My interest in gender-specific discourse was triggered by the research I did for one of the eighteen chapters in my dissertation, “How Many Feminists Does it Take to Change a Light Bulb?” which is a study of the research that examines the differences in the way men and women approach and use humor and how this might inform the way in which the author of works attributed to William Shakespeare uses humor in the plays, thereby revealing an authorial gender bias. In 2004 I read about a computer program/algorithm developed by a Professor Moshe Koppel at Bar Ilan University in Israel, which could detect whether a text was written by a male or female with 80% accuracy. I used the online version of this program to test the sonnets purported to have been written by Will Shakespeare, against some of those written by his contemporaries. I found a more recent article by Professor Koppel, in which he developed a computer algorithm that explored the use of language coded as masculine and feminine in the works of Shakespeare. The conclusion of that study was the revelation of a writer who matured in later plays, demonstrating a growing understanding of the gender-specific linguistic differences between male and female discourse. I became curious about whether or not there was a significant difference between the language coded as masculine and feminine in the performance of stand-up comedians. So I began transcribing the work of some of my favorite comedians -- an equal ratio of male & female -- and running them through the online computer algorithm created by Professor Koppel. Early results were interesting. Comedy codes as primarily feminine. I had looked at a Stanford University study that conducted MRI brain scans of male and female subjects who were shown funny cartoons, the authors discovering that men and women process humor in fundamentally different ways. I emailed Professor Koppel and shared my preliminary findings. He has kindly offered to collaborate with me on this project, developing a more sophisticated computer algorithm specifically for this task.

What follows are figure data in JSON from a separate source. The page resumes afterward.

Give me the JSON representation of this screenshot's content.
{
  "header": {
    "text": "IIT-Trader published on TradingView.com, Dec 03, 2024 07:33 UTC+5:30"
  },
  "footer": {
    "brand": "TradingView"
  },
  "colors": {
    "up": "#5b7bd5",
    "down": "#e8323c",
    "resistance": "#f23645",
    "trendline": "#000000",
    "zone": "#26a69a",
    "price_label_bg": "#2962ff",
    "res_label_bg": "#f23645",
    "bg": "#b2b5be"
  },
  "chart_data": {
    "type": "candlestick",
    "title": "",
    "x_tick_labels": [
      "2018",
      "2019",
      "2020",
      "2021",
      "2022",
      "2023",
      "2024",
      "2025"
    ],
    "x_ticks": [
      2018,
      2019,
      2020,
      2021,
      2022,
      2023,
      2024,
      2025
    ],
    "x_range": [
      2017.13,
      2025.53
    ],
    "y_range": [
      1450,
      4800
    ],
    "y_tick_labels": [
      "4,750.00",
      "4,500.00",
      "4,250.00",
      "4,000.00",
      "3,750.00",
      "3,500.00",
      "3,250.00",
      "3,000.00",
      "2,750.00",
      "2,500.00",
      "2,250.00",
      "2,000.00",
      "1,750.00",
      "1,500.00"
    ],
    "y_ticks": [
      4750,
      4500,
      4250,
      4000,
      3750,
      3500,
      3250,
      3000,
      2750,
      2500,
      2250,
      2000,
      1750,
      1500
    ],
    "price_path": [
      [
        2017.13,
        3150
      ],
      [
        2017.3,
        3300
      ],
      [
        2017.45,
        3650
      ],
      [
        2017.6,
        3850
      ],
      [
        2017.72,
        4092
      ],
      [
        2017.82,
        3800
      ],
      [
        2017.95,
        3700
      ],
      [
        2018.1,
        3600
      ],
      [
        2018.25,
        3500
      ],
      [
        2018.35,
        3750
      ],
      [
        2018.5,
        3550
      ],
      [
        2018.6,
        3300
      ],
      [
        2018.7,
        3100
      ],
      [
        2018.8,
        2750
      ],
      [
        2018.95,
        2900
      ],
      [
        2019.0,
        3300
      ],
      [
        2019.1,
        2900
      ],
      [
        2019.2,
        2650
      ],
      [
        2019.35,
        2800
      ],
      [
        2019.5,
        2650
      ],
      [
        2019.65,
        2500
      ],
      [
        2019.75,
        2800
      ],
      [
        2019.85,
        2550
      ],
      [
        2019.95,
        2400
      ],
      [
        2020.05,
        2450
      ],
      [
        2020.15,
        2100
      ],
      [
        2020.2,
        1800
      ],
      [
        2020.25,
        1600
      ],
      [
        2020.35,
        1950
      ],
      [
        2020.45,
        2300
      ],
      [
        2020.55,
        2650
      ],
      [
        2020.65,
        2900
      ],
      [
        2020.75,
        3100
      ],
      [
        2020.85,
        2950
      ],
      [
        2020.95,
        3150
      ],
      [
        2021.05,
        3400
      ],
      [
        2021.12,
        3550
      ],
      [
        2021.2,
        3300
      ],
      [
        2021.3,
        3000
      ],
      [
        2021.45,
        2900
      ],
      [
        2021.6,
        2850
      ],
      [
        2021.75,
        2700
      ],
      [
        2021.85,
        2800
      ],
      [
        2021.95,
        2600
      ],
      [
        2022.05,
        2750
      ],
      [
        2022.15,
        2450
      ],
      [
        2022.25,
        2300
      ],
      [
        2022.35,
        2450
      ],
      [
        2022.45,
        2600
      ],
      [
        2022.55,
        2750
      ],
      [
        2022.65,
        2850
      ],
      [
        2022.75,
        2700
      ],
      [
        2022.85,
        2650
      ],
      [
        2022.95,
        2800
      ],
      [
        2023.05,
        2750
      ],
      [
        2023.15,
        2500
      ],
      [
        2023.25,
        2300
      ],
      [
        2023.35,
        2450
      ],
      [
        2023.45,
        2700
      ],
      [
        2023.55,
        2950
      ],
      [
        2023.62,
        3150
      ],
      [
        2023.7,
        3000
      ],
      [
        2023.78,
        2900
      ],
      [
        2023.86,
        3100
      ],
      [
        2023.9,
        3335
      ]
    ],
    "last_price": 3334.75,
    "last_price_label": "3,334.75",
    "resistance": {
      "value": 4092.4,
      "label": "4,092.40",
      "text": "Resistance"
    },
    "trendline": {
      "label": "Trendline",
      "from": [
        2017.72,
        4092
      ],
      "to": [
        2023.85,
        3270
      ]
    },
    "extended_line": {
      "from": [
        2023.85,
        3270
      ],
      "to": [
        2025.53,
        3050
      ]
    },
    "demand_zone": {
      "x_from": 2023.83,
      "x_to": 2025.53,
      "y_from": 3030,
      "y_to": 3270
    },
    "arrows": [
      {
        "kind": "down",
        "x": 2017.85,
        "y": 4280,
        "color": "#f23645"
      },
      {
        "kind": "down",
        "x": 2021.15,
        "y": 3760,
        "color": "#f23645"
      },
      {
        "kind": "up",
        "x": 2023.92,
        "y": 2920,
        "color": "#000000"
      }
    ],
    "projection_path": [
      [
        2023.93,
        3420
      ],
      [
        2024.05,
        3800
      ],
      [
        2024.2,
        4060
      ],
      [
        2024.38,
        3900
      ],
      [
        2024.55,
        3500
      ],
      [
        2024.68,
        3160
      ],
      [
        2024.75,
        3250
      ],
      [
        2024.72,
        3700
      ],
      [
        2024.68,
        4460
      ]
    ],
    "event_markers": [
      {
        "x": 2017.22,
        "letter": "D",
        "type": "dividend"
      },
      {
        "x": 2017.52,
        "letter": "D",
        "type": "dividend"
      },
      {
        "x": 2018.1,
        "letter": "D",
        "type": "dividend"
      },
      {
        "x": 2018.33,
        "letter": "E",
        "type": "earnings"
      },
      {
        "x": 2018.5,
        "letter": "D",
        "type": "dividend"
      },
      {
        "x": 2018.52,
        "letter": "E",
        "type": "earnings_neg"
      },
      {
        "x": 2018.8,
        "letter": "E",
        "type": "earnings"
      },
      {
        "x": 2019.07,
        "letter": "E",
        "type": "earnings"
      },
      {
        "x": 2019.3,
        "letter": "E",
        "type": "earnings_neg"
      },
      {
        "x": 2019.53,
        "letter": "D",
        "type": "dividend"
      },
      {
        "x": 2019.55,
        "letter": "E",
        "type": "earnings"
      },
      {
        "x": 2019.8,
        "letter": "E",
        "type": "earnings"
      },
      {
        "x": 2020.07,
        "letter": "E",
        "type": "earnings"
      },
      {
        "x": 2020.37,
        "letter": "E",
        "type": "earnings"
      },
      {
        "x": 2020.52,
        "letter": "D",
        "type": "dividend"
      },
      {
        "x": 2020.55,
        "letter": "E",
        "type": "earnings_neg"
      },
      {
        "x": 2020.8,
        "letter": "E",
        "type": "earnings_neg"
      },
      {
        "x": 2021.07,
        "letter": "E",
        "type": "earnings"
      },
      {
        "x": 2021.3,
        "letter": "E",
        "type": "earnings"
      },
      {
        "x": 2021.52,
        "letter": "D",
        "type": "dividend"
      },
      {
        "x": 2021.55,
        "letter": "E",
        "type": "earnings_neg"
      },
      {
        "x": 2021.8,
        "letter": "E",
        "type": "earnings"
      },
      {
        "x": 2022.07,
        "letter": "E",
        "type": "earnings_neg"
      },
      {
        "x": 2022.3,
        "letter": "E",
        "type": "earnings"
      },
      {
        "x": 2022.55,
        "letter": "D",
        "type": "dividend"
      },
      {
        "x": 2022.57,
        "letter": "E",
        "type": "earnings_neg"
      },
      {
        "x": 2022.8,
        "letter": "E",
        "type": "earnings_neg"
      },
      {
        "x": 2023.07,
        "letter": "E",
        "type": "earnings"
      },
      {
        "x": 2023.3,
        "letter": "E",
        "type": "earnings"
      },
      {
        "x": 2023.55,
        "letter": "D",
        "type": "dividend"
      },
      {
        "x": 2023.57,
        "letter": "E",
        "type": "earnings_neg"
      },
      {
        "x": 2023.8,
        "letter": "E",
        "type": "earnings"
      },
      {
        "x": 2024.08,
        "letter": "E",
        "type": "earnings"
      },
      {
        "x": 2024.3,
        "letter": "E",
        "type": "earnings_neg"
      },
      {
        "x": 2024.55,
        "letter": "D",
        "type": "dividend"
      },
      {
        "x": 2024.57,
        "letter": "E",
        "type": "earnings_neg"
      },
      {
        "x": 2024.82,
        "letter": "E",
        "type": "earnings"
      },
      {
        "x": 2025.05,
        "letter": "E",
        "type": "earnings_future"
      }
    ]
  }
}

Since 1986 Marilynn has worked as a television producer and writing, producing more than 135 half-hour televisions shows in Australia and New Zealand, a series of television shows "Medicine and the Law" for the Australian Satellite television network and she has co-written two award-winning Christmas specials which were screened on the Hallmark channel in 2006 and 2007. In the past 11 years Marilynn has directed and/or produced more than 50 live performances at both university theaters and at local community theaters in Washington Stage and at La Sierra University.